Times Higher has a hub page where they gather together key articles and comment on the TEF, and Wonkhe gather together many articles and blogs whilst also providing key results analysis. You may like eight first lessons from the TEF results.
Media coverage has focussed mostly on the mixed ratings achieved by Russell Group members:
Nick Hillman, Director of the Higher Education Policy Institute, said: ‘The Teaching Excellence Framework would have comprehensively failed if it had simply replicated existing hierarchies. It was always designed to do something different to other league tables and rankings – namely, to show where there are pockets of excellence that have been ignored and to encourage improvements elsewhere.
‘So the fact that some of the results seem surprising suggests it is working.
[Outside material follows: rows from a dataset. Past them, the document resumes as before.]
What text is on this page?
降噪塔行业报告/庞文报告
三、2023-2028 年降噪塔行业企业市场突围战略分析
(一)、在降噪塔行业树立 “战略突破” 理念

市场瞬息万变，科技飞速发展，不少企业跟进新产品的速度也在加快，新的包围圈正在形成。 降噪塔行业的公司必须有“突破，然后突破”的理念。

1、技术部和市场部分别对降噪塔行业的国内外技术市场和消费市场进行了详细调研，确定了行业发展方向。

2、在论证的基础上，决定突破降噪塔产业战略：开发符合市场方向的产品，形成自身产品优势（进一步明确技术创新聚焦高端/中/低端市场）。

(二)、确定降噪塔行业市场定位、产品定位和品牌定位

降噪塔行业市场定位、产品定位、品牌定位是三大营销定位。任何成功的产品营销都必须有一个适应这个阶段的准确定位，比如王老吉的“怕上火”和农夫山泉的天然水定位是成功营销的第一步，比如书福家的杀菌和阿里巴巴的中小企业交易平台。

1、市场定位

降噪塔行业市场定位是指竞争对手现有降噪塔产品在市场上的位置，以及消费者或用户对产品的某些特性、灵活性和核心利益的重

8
I visit around 50 universities a year so know the Gold ratings have been hard won by committed staff and students and are very well deserved.
‘Nonetheless, in this early guise, the TEF is far from a perfect assessment of teaching and learning. While it tells us a lot of useful things, none of them accurately reflects precisely what goes on in lecture halls. I hope university applicants will use the results in their decision making but they should do so with caution, not least because the ratings are for whole universities rather than individual courses.’